La conférence des évêques américains s’oppose à la contraception. L’apartheid des femmes dans la religion catholique ne choque personne et on accepte qu’une assemblée de vieux bonshommes décide de l’avenir du corps des femmes. La loi du phallus a toujours le dernier mot.
Parallèlement à ces reculs des libertés individuelles, le culte du phallus ne s’est jamais aussi bien porté si l’on en croit le dynamisme du marché de la prostitution et de la pornographie, le recul de la présence des femmes dans toutes les instances de la société, la clémence dont font preuve les juges vis-à-vis des violeurs et délinquants sexuels et l’invasion des voiles islamiques qui stigmatisent les femmes.

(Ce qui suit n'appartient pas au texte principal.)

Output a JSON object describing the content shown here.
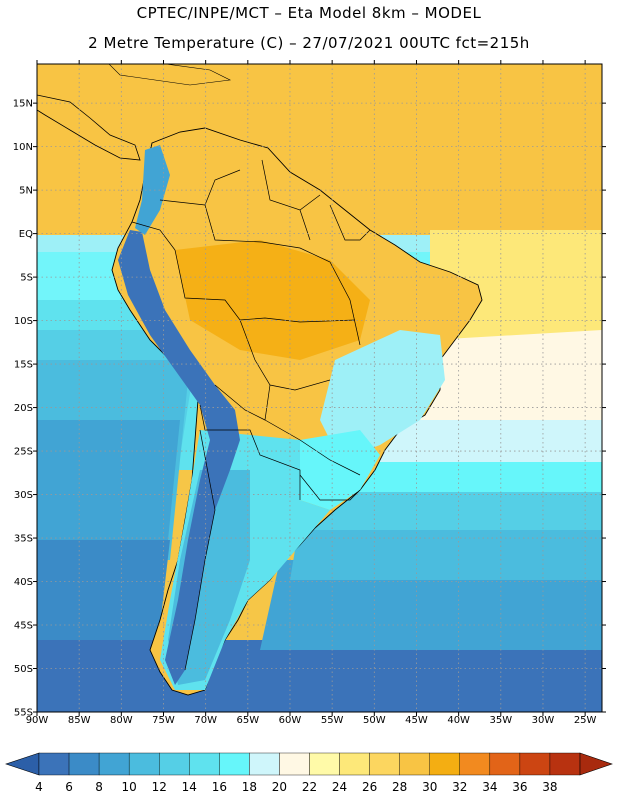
{
  "header": {
    "line1": "CPTEC/INPE/MCT –  Eta Model 8km – MODEL",
    "line2": "2 Metre Temperature (C) – 27/07/2021 00UTC fct=215h"
  },
  "map": {
    "lon_labels": [
      "90W",
      "85W",
      "80W",
      "75W",
      "70W",
      "65W",
      "60W",
      "55W",
      "50W",
      "45W",
      "40W",
      "35W",
      "30W",
      "25W"
    ],
    "lat_labels": [
      "15N",
      "10N",
      "5N",
      "EQ",
      "5S",
      "10S",
      "15S",
      "20S",
      "25S",
      "30S",
      "35S",
      "40S",
      "45S",
      "50S",
      "55S"
    ],
    "lon_values": [
      -90,
      -85,
      -80,
      -75,
      -70,
      -65,
      -60,
      -55,
      -50,
      -45,
      -40,
      -35,
      -30,
      -25
    ],
    "lat_values": [
      15,
      10,
      5,
      0,
      -5,
      -10,
      -15,
      -20,
      -25,
      -30,
      -35,
      -40,
      -45,
      -50,
      -55
    ],
    "lon_range": [
      -90,
      -23
    ],
    "lat_range": [
      -55,
      19.5
    ],
    "grid": true
  },
  "colorbar": {
    "levels": [
      "4",
      "6",
      "8",
      "10",
      "12",
      "14",
      "16",
      "18",
      "20",
      "22",
      "24",
      "26",
      "28",
      "30",
      "32",
      "34",
      "36",
      "38"
    ],
    "colors": [
      "#3b73b9",
      "#3b8bc7",
      "#41a4d4",
      "#4bbcde",
      "#55cfe6",
      "#5fe2ee",
      "#66f6fa",
      "#cff6fb",
      "#fff8e4",
      "#fffaa8",
      "#fde879",
      "#fcd65f",
      "#f8c444",
      "#f4ae12",
      "#f28a1f",
      "#e26418",
      "#cc4512",
      "#b83210"
    ],
    "under_color": "#2c5fa8",
    "over_color": "#a82a0e"
  }
}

Les catholiques qui avaient accepté contraints et forcés par l’évolution des sociétés à admettre que les couples prennent plus de liberté par rapport au principe du croître et multiplier ont profité de l’aubaine que représentait le fondamentalisme musulman pour faire marche arrière en revenant sur les concessions qu’avait faites l’église catholique romaine. Les traditionalistes sont repartis contre l’avortement, contre le préservatif, contre l’enseignement de la sexualité à l’école, contre l’homosexualité, contre la théorie du genre et même contre l’évolutionnisme. Il y a tellement convergence d’intérêts entre Rome et l’Islam que la première ferme les yeux sur les massacres de chrétiens non romains par des musulmans. De même, évêques de France et rabbins se gardent bien d’intervenir vigoureusement à l’occasion d’affrontements entre musulmans et juifs ou musulmans et catholiques et recommandent de ne surtout pas parler de guerre de religion. Tous ces intégristes qui partagent les mêmes valeurs ont compris depuis longtemps qu’ils avaient intérêt à se serrer les coudes avec une loi commune, celle du phallus. Qu’ils soient prêtres rabbins ou imams, ils tiennent tous leur pouvoir phallique de la volonté divine, celle que personne ne doit discuter par définition. Si Dieu a dit, tout est dit…pour les adeptes de ce dieu-là car pour les autres leur Dieu a dit autre chose…Et c’est comme ça qu’on s’entre tue, comme les Sunnites et les Chiites, par exemple.
Que faire ?
Les choses ne changeront jamais sans une volonté forte de les faire changer et ce n’est pas le pouvoir phallique qui peut exercer cette volonté. Mettons-nous à la place des mâles : la céderions-nous ?
Les femmes ne peuvent compter que sur elles-mêmes pour modifier leur condition et, pour cela elles doivent s’unir dans différentes actions et jouer dans tous les domaines sur tous les tableaux.
Mais pour commencer, puisqu’elles sont majoritaires dans l’éducation, elles doivent s’attacher à inculquer aux petites filles et aux petits garçons le respect mutuel. Facile à dire, en réalité un chantier pharaonique et plus.